Émiland Marie Gauthey ( in Chalon-sur-Saône – in Paris) was a French mathematician, civil engineer and architect. As an engineer for the Estates of Burgundy (États de Bourgogne), he was the creator of a great deal of the region's civil infrastructure, such as the Canal du Centre between Digoin and Chalon-sur-Saône (1784–1793), bridges including those at Navilly (1782–1790) and Gueugnon (1784–1787), and buildings such as the Eglise Saint-Pierre-et-Saint-Paul ("Church of St Peter and St Paul") at Givry (1772 – 1791) and the theatre at Chalon-sur-Saône.

Gauthey became Chief Engineer of the États de Bourgogne in 1782, on the death of his predecessor and close collaborator, Thomas Dumorey. After the French Revolution, he held several important posts in the Haute administration des Ponts-et Chaussées ("High Commission for Bridges and [High]ways") in Paris. He was awarded the Légion d'honneur in 1804 on its creation by Napoleon Bonaparte. From 1805 until his death, he was the highest-ranked engineer in France.

==Biography==
Émiland Marie Gauthey was born at Chalon-sur-Saône on 3 December 1732 into a provincial petty bourgeois family. His father, Pierre Gauthey, was the local doctor: and his mother, Louise (or Louyse) née was born at Chagny on 27 August 1700 as the dauter of Emiland Lafouge, a company lawyer and Official Receiver for the salt store in Toulon-sur-Arroux.

From 1740 to 1748, he studied with brilliance at the Jesuit college in Chalon. At the age of sixteen, after his father died, he continued his studies at Versailles under the auspices of an uncle who was Professor of Mathematics at the École des pages du roi (School for Royal Pages).

He continued his education under the architect Gabriel Dumont before entering the École royale des ponts et chaussées (which became the École nationale des ponts et chaussées, literally "National School of Bridges and [High]Ways"), which had been newly created and was under the direction of the notable engineer Jean-Rodolphe Perronet. He met with the Dumont architect Jacques-Germain Soufflot, and started a lifelong friendship. He consulted Soufflot on the construction of the dome of Sainte-Geneviève, which became the Panthéon.

Graduating in 1758, he was awarded the post of deputy engineer at Chalon-sur-Saône, under Thomas Dumorey. He would wait twenty-four years, until Dumorey's death in 1782, to become the Chief Engineer of the États de Bourgogne (States of Burgundy) and to makeDijon his home.

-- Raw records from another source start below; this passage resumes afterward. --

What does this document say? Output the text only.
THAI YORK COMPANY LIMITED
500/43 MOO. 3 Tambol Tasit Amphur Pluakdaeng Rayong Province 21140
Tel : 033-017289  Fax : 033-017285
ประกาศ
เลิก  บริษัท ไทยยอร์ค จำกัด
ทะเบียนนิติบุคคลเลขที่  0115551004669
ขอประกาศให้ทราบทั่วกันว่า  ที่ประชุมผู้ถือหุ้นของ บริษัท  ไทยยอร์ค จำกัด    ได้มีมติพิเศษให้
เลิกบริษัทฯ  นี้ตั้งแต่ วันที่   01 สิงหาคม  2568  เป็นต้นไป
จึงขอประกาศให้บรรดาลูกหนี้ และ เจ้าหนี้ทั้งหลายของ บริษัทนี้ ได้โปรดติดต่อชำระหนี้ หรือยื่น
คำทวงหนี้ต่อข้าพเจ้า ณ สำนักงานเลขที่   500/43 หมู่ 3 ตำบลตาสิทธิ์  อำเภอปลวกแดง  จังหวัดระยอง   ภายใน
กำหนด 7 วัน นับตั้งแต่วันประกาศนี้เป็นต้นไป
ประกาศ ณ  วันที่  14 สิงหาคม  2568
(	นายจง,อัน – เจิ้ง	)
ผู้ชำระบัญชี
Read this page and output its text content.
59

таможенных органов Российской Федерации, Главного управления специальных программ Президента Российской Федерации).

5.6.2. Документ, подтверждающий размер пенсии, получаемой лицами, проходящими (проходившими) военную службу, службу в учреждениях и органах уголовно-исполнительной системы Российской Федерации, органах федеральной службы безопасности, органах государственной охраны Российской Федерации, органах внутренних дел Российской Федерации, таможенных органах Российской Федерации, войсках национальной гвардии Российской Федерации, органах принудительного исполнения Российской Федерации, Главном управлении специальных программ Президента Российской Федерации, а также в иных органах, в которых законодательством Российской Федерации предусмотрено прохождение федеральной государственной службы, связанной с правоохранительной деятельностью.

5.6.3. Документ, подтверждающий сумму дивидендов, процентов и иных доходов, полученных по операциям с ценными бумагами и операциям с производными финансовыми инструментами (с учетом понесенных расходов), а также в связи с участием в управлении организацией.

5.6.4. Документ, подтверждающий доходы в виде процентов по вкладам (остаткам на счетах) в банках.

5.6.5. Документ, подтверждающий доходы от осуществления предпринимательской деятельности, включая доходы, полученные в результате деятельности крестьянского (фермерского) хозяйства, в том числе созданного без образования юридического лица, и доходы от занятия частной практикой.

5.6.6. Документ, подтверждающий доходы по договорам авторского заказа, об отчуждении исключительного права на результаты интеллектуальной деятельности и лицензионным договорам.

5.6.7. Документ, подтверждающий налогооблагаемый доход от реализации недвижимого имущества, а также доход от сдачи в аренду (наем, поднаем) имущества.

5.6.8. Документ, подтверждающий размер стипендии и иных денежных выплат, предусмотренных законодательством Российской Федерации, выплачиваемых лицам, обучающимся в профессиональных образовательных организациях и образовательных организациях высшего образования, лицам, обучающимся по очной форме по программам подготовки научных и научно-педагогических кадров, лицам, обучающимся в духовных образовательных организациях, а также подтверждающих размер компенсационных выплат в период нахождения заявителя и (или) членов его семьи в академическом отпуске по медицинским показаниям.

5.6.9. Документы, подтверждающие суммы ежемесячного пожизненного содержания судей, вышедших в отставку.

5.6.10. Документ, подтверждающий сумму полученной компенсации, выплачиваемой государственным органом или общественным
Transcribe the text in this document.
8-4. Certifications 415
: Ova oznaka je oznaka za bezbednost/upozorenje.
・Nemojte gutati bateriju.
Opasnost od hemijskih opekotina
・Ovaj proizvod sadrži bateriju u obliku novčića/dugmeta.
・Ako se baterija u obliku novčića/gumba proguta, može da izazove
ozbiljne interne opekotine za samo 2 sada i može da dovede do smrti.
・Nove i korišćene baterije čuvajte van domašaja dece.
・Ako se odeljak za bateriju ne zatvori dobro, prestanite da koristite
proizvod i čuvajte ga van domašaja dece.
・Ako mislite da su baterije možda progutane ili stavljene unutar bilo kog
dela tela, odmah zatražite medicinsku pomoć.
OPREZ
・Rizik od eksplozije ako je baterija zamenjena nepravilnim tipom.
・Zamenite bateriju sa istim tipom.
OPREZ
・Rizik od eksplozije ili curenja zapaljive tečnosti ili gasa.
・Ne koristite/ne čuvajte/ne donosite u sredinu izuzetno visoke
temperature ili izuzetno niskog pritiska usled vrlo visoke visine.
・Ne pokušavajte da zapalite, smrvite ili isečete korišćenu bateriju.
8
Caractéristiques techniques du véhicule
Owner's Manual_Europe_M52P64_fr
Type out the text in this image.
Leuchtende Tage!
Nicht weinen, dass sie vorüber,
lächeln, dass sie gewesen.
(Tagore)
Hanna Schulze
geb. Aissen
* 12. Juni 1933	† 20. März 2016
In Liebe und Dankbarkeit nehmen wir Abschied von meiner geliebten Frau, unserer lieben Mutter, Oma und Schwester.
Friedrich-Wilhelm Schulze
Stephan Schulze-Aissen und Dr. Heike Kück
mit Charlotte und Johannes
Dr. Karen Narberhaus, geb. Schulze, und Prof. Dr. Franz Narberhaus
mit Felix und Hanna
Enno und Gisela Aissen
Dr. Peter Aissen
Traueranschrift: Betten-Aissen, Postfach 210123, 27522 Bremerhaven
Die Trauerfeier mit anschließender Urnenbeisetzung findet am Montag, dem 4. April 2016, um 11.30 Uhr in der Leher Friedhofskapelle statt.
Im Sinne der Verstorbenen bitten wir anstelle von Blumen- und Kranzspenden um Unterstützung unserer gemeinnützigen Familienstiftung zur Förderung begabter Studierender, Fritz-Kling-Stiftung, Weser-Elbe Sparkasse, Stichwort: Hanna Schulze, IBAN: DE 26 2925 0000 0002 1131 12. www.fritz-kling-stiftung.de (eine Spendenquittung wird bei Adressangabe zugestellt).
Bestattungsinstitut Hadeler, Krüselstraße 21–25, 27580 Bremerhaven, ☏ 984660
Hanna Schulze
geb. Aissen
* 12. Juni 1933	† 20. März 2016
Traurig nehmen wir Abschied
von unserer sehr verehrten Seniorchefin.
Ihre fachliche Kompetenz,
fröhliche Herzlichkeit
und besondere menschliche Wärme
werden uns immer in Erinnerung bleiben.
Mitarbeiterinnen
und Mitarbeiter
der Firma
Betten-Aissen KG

Shortly after, he was named Director.General of Burgundy Canals (Directeur général des canaux de Bourgogne) in 1783.

A brilliant technician, he was an exponent of the spirit of the Age of Enlightenment and of the Encyclopédie ou Dictionnaire raisonné des sciences, des arts et des métiers ("Encyclopaedia or Rational Dictionary of Sciences, Arts and Crafts"), as evidenced by his investigative Essay on Philosophical Language (Essai sur la langue philosophique) of 1774 – in which he envisages a kind of language of universal graphical signs like stenography –; and in his use of scientific advances in the building trade. His monumental works on building, Mémoire sur l’application de principes de mécanique de la construction des voûtes et des Dômes ("On the application of mechanical principles in the construction of vaults and domes") and Mémoire sur les canaux de navigation ("On Navigation Canals") posthumously published by his nephew, became standard reference works.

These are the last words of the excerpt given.